I’d been warned that the moon, one day shy of full, might drown out the bioluminescence. But when the captain instructed us to dip our hands over the side, we left comet-like trails through the warm, black, brackish water as thousands of tiny aquatic organisms defended themselves with light. When we stopped, I lifted my dress over my head and threw myself overboard, my arms and legs turning the water blue and gray as the water became alive.

The next day, I shared a taxi with German backpackers, dropping them in the little hippie town of Mazunte before continuing to Casa Sol Zipolite, a boutique hotel by the founders of Mexico City’s Red Tree House, a favorite from my childless days. (It, like Casa Sol, doesn’t allow kids.) I’d been a fan of the couple behind the hotel, Craig and Jorge, for years, so when the pair bought a former nudist resort on this remote stretch of Oaxacan coast, I was curious.

Zipolite is known for its openly nude beach, one of the few in Mexico, and the week I arrived was a particularly amusing moment for a first visit. A convention of swingers — mostly older Americans — had descended on the tiny pueblo. The hotel next door had a sign out front, “Welcome, naughty friends,” which became a running joke among the guys at Casa Sol.

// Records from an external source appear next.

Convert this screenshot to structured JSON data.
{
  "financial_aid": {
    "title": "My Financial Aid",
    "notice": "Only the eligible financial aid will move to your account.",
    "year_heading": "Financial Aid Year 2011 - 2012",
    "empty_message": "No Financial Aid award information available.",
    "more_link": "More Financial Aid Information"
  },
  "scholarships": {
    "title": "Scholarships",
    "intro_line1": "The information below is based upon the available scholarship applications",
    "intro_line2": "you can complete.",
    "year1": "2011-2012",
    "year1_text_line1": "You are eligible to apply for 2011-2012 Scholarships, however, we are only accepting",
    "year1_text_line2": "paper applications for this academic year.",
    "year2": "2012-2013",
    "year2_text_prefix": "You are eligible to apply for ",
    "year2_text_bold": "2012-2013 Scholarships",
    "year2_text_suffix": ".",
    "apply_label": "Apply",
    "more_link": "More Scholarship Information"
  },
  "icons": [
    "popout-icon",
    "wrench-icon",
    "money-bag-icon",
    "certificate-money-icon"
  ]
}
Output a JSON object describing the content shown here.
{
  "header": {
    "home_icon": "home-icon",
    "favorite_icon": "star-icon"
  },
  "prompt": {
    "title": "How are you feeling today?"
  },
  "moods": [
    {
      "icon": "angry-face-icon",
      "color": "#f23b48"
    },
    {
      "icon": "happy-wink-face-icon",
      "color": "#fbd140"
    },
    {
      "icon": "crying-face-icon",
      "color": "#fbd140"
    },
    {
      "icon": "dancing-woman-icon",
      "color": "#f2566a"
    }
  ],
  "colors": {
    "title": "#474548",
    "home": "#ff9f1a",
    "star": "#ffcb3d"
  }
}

Every night, Ernesto, Craig’s and Jorge’s right-hand man and the soul of Casa Sol, hosts a happy hour for guests, who gather for margaritas and conversation. During my stay, the place — which often has reservations a year in advance — was uncharacteristically quiet. It was just me and two couples. After drinks, I tagged along with one of them, Renée and Matt, from Vancouver. Around my age, they’d offered to help me find my way from Casa Sol’s cliffside perch in the dark.

I took Ernesto’s advice and hopped a cab to Mazunte’s Pizzeria. The area around Zipolite is overrun with Italian restaurants, so in the spirit of “If you can’t beat em, join em,” I found a seat at an outdoor table beside a blazing pizza oven and beneath string lights. The place seemed to be run almost entirely by kids, including a teenage girl who manned the kitchen, rolling dough with an empty Corona bottle and baking beautifully charred, Neapolitan-style pizza. A boy who looked no older than 14 was the pizzeria’s lone server and covered the tables like a seasoned professional.

At the long table beside me, there was a group that I imagined were foreign exchange students on vacation. I struck up a conversation with one of them, a young woman from London. She was there, she said, “working on her trauma” — likely a guest at one of several spiritual and healing centers in the area. She mentioned that there was a “jam session” at a bar around the corner and invited me to join. I’d had just enough wine to agree.